Mahasiswa Budak

Kita bisa melihat realita kekinian, di mana para mahasiswa menyelupkan mimpi-mimpi masa depan dalam satu pengkerucutan konsep yang mainstream berupa penggandaan materi dan memperebutkan kesenangan hidup. Padahal mengutip apa yang dikatakan Quthb dalam Beberapa Studi tentang Islam bahwa ‘saat jiwa seorang manusia telah sengaja merendahkan dirinya kepada salah satu ambisi nafsu tubuh, maka sejatinya akan menjadi lemah dan tidak berdayalah ia untuk bergantung di udara merdeka dan bebas’. Manusia yang seperti ini melekat pada tanah bumi dengan kecemasan besar ketika ada yang membicarakan kematian, namun menikmati tercebur kepada lumpur kotor yang bangga dengan hiruk pikuk kesibukan perut dan kelamin.

Karena itu, apapun yang mendasari mimpi para mahasiswa jika masih berupa aspek materi sejatinya adalah budak.
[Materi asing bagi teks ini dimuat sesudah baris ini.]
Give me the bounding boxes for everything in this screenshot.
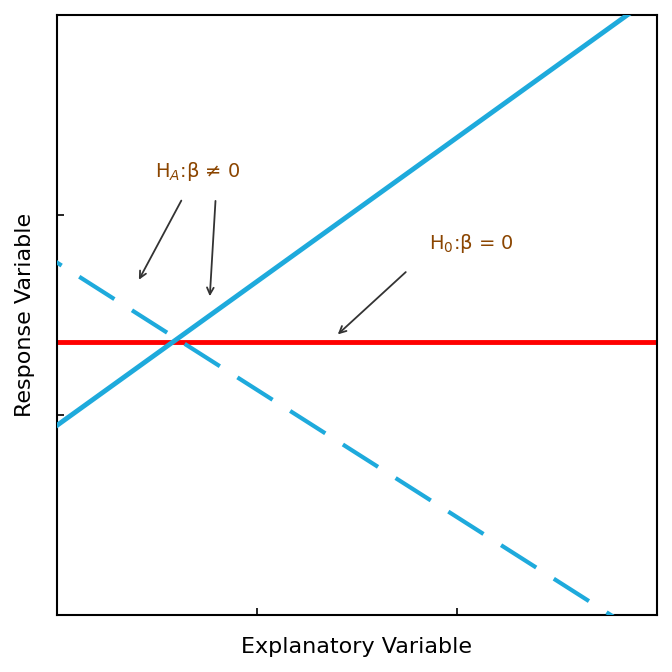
Y-axis label: Response Variable: Response Variable (15, 213, 35, 417)
Text: H$_0$:β = 0: H$_0$:β = 0 (429, 233, 513, 255)
X-axis label: Explanatory Variable: Explanatory Variable (241, 637, 472, 657)
Text: H$_A$:β ≠ 0: H$_A$:β ≠ 0 (155, 160, 241, 183)
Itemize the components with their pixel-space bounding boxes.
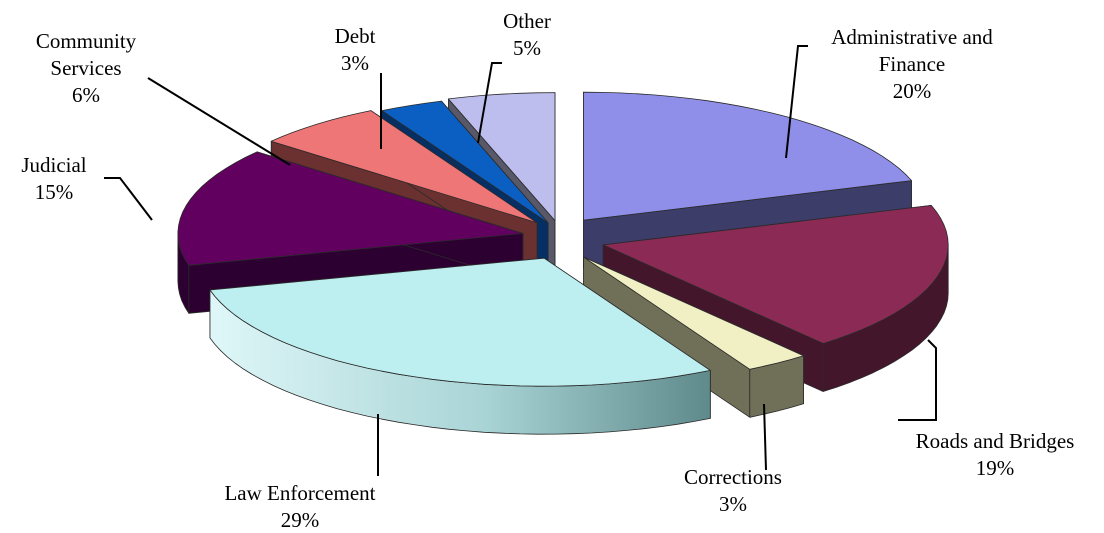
leader-line-other [477, 62, 502, 144]
label-other: Other 5% [503, 9, 551, 60]
leader-line-roads-and-bridges [898, 339, 937, 421]
slice-labels: Administrative and Finance 20% Roads and Br… [21, 9, 1074, 532]
label-law-enforcement: Law Enforcement 29% [224, 481, 375, 532]
slice-law-enforcement [209, 257, 711, 435]
leader-line-community-services [147, 77, 291, 166]
slice-top-community-services [270, 110, 538, 224]
slice-top-judicial [177, 151, 524, 266]
label-judicial: Judicial 15% [21, 153, 86, 204]
label-debt: Debt 3% [335, 24, 376, 75]
label-administrative-and-finance: Administrative and Finance 20% [831, 25, 993, 103]
leader-line-administrative-and-finance [785, 45, 808, 159]
slice-top-corrections [583, 256, 804, 370]
leader-line-corrections [763, 403, 767, 471]
slice-top-law-enforcement [209, 257, 711, 387]
slice-top-roads-and-bridges [602, 205, 949, 344]
leader-lines [104, 45, 937, 476]
slice-top-other [448, 92, 556, 222]
label-roads-and-bridges: Roads and Bridges 19% [916, 429, 1075, 480]
label-community-services: Community Services 6% [36, 29, 137, 107]
label-corrections: Corrections 3% [684, 465, 782, 516]
leader-line-judicial [104, 177, 153, 221]
slice-top-administrative-and-finance [583, 91, 912, 221]
pie-slices [177, 91, 949, 435]
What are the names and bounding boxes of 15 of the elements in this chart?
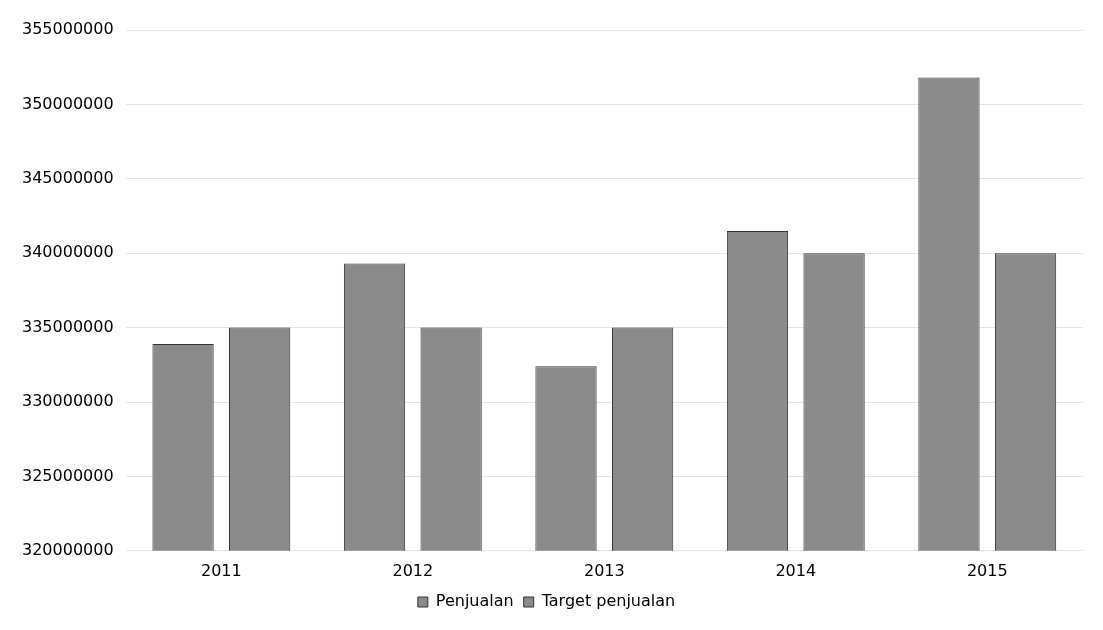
x-tick-label: 2011 xyxy=(201,560,242,580)
y-tick-label: 335000000 xyxy=(21,316,114,336)
y-tick-label: 330000000 xyxy=(21,391,114,411)
y-tick-label: 320000000 xyxy=(21,539,114,559)
x-tick-label: 2014 xyxy=(775,560,817,580)
y-tick-label: 345000000 xyxy=(21,167,114,187)
y-tick-label: 325000000 xyxy=(21,465,114,485)
y-tick-label: 355000000 xyxy=(21,19,114,39)
x-tick-label: 2015 xyxy=(966,560,1008,580)
legend-label: Penjualan xyxy=(435,591,514,611)
legend-label: Target penjualan xyxy=(540,591,676,611)
y-tick-label: 340000000 xyxy=(21,242,114,262)
y-tick-label: 350000000 xyxy=(21,93,114,113)
x-tick-label: 2013 xyxy=(583,560,625,580)
x-tick-label: 2012 xyxy=(392,560,434,580)
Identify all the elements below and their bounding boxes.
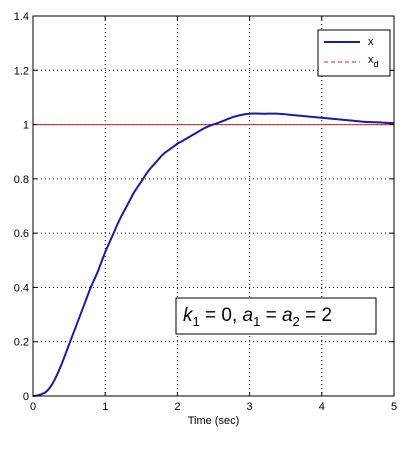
x-tick-label: 4 <box>319 401 325 413</box>
x-axis-label: Time (sec) <box>188 415 240 427</box>
y-tick-label: 1.2 <box>14 65 29 77</box>
legend-label-xd: xd <box>368 54 379 69</box>
x-tick-label: 5 <box>391 401 397 413</box>
y-tick-label: 1 <box>23 120 29 132</box>
series-x-line <box>32 112 395 397</box>
x-tick-label: 3 <box>247 401 253 413</box>
legend: x xd <box>317 29 391 77</box>
y-tick-label: 0.2 <box>14 337 29 349</box>
annotation-text: k1 = 0, a1 = a2 = 2 <box>183 305 332 329</box>
y-tick-label: 1.4 <box>14 11 29 23</box>
legend-box <box>317 29 391 77</box>
legend-label-x: x <box>368 36 374 48</box>
x-tick-label: 1 <box>102 401 108 413</box>
axis-ticks: 0 1 2 3 4 5 0 0.2 0.4 0.6 0.8 1 1.2 1.4 <box>14 11 397 413</box>
x-tick-label: 0 <box>30 401 36 413</box>
y-tick-label: 0.6 <box>14 228 29 240</box>
plot-frame <box>32 15 395 397</box>
x-tick-label: 2 <box>174 401 180 413</box>
y-tick-label: 0 <box>23 391 29 403</box>
data-series <box>32 112 395 397</box>
annotation-box <box>175 297 377 335</box>
parameter-annotation: k1 = 0, a1 = a2 = 2 <box>175 297 377 335</box>
y-tick-label: 0.4 <box>14 282 29 294</box>
y-tick-label: 0.8 <box>14 174 29 186</box>
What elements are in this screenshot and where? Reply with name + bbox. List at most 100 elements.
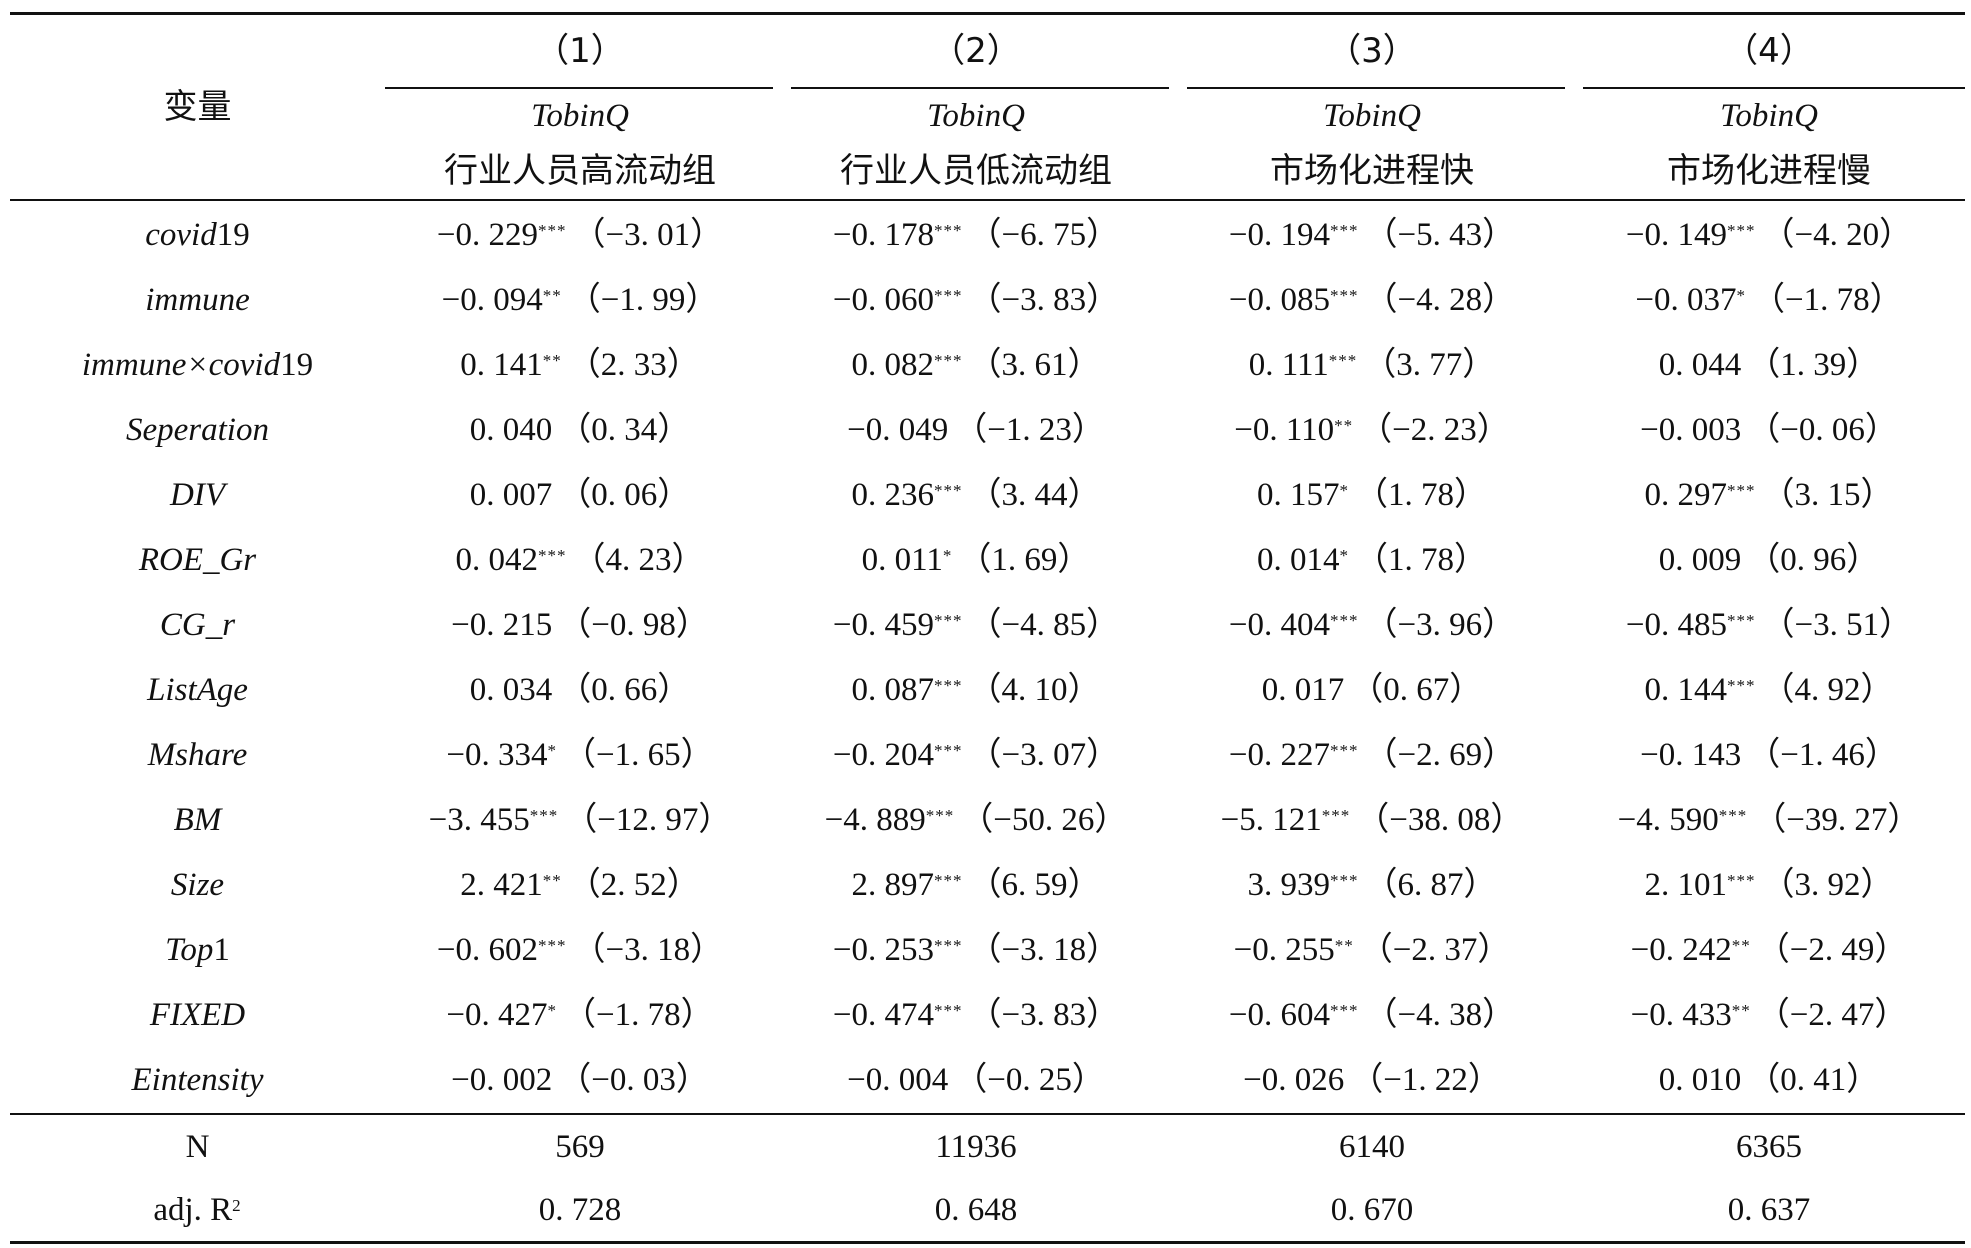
coefficient-cell: 0. 014 * （1. 78） (1177, 535, 1567, 585)
column-number-3: （3） (1327, 31, 1417, 71)
variable-name-main: Eintensity (131, 1061, 264, 1098)
coefficient-cell: −0. 004 （−0. 25） (781, 1055, 1171, 1105)
variable-name: Mshare (10, 730, 385, 780)
coefficient-value: 2. 897 (851, 866, 935, 903)
t-statistic: （−12. 97） (564, 801, 732, 838)
t-statistic: （−3. 01） (572, 216, 724, 253)
coefficient-cell: −0. 474 *** （−3. 83） (781, 990, 1171, 1040)
coefficient-value: −0. 094 (441, 281, 543, 318)
variable-name: BM (10, 795, 385, 845)
coefficient-cell: −0. 143 （−1. 46） (1573, 730, 1965, 780)
coefficient-value: −0. 242 (1630, 931, 1732, 968)
coefficient-cell: 0. 044 （1. 39） (1573, 340, 1965, 390)
t-statistic: （1. 78） (1355, 476, 1487, 513)
variable-name: ListAge (10, 665, 385, 715)
variable-name-main: immune (145, 281, 250, 318)
significance-stars: *** (1330, 870, 1359, 890)
t-statistic: （−0. 25） (954, 1061, 1105, 1098)
significance-stars: *** (934, 740, 963, 760)
variable-name-main: FIXED (149, 996, 246, 1033)
coefficient-value: −0. 253 (832, 931, 934, 968)
coefficient-cell: −0. 204 *** （−3. 07） (781, 730, 1171, 780)
variable-name-main: immune×covid (81, 346, 281, 383)
coefficient-cell: −0. 037 * （−1. 78） (1573, 275, 1965, 325)
t-statistic: （0. 67） (1350, 671, 1483, 708)
variable-name-main: Seperation (126, 411, 269, 448)
t-statistic: （−1. 22） (1350, 1061, 1501, 1098)
coefficient-cell: −4. 590 *** （−39. 27） (1573, 795, 1965, 845)
column-underline-3 (1187, 87, 1565, 89)
t-statistic: （−3. 96） (1364, 606, 1516, 643)
t-statistic: （−38. 08） (1356, 801, 1524, 838)
variable-name: FIXED (10, 990, 385, 1040)
coefficient-value: −0. 049 (847, 411, 949, 448)
t-statistic: （−4. 28） (1364, 281, 1516, 318)
variable-name-main: CG_r (159, 606, 236, 643)
significance-stars: * (1339, 545, 1349, 565)
t-statistic: （0. 41） (1747, 1061, 1880, 1098)
coefficient-value: 0. 082 (851, 346, 935, 383)
stats-separator-rule (10, 1113, 1965, 1115)
t-statistic: （3. 44） (968, 476, 1101, 513)
coefficient-cell: 0. 111 *** （3. 77） (1177, 340, 1567, 390)
dependent-variable-3: TobinQ (1323, 97, 1421, 134)
table-bottom-rule (10, 1241, 1965, 1244)
coefficient-value: −0. 459 (832, 606, 934, 643)
coefficient-value: 0. 111 (1248, 346, 1329, 383)
t-statistic: （2. 33） (567, 346, 700, 383)
coefficient-cell: −4. 889 *** （−50. 26） (781, 795, 1171, 845)
coefficient-value: −0. 037 (1635, 281, 1737, 318)
coefficient-value: −0. 204 (832, 736, 934, 773)
t-statistic: （0. 66） (558, 671, 691, 708)
coefficient-cell: −0. 094 ** （−1. 99） (385, 275, 775, 325)
t-statistic: （−5. 43） (1364, 216, 1516, 253)
variable-name: Top 1 (10, 925, 385, 975)
coefficient-value: 0. 017 (1261, 671, 1345, 708)
variable-name-main: ListAge (147, 671, 248, 708)
coefficient-value: 0. 007 (469, 476, 553, 513)
dependent-variable-1: TobinQ (531, 97, 629, 134)
coefficient-value: −0. 194 (1228, 216, 1330, 253)
significance-stars: ** (1731, 935, 1751, 955)
coefficient-value: 0. 014 (1257, 541, 1340, 578)
t-statistic: （3. 15） (1761, 476, 1894, 513)
significance-stars: * (547, 740, 557, 760)
t-statistic: （0. 06） (558, 476, 691, 513)
t-statistic: （4. 10） (968, 671, 1101, 708)
significance-stars: *** (934, 610, 963, 630)
coefficient-value: −0. 060 (832, 281, 934, 318)
t-statistic: （−6. 75） (968, 216, 1120, 253)
column-number-2: （2） (931, 31, 1021, 71)
t-statistic: （−1. 78） (1752, 281, 1903, 318)
variable-name-suffix: 1 (213, 931, 230, 968)
coefficient-value: −0. 334 (446, 736, 548, 773)
coefficient-value: 2. 101 (1644, 866, 1728, 903)
group-label-1: 行业人员高流动组 (444, 151, 716, 191)
significance-stars: *** (1727, 480, 1756, 500)
coefficient-cell: 0. 236 *** （3. 44） (781, 470, 1171, 520)
coefficient-value: −0. 085 (1228, 281, 1330, 318)
variable-name: immune (10, 275, 385, 325)
adj-r2-value-2: 0. 648 (934, 1191, 1018, 1228)
t-statistic: （−4. 38） (1364, 996, 1516, 1033)
t-statistic: （−39. 27） (1753, 801, 1921, 838)
coefficient-value: 0. 087 (851, 671, 935, 708)
coefficient-value: 0. 141 (460, 346, 543, 383)
significance-stars: *** (538, 220, 567, 240)
significance-stars: *** (934, 350, 963, 370)
significance-stars: *** (934, 675, 963, 695)
coefficient-value: 0. 040 (469, 411, 553, 448)
coefficient-cell: 0. 040 （0. 34） (385, 405, 775, 455)
coefficient-cell: 0. 042 *** （4. 23） (385, 535, 775, 585)
significance-stars: ** (1334, 415, 1354, 435)
coefficient-cell: −0. 433 ** （−2. 47） (1573, 990, 1965, 1040)
coefficient-value: −3. 455 (428, 801, 530, 838)
adj-r2-value-3: 0. 670 (1330, 1191, 1414, 1228)
coefficient-cell: −0. 404 *** （−3. 96） (1177, 600, 1567, 650)
coefficient-cell: −0. 194 *** （−5. 43） (1177, 210, 1567, 260)
coefficient-cell: −0. 110 ** （−2. 23） (1177, 405, 1567, 455)
t-statistic: （1. 69） (958, 541, 1091, 578)
coefficient-cell: −0. 334 * （−1. 65） (385, 730, 775, 780)
t-statistic: （−1. 65） (563, 736, 714, 773)
coefficient-value: 0. 010 (1658, 1061, 1742, 1098)
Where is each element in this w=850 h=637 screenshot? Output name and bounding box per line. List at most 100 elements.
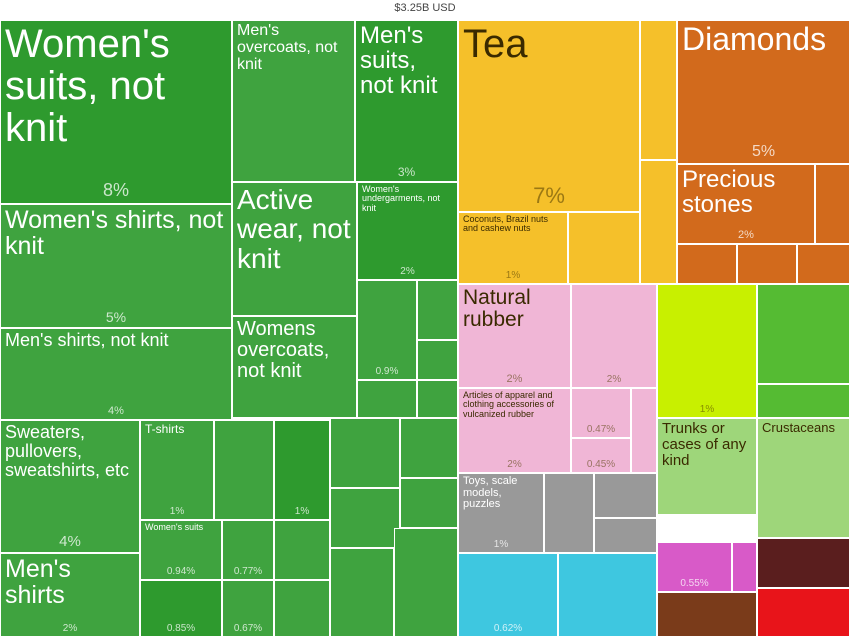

Tujuan-tujuan yang serempak disepakati ini akan laku ketika sebuah peradaban manusia telah kosong dari keinginan dan kemampuan untuk berjuang demi sebuah kebenaran. Kalau dunia ini telah menjadi dunia pelacuran ideologi dan bergumul dalam kehinaan materi, sungguh ini telah sampai pada kemerosotan berupa pengkerdilan suatu impian hakiki dan penghinaan realitas.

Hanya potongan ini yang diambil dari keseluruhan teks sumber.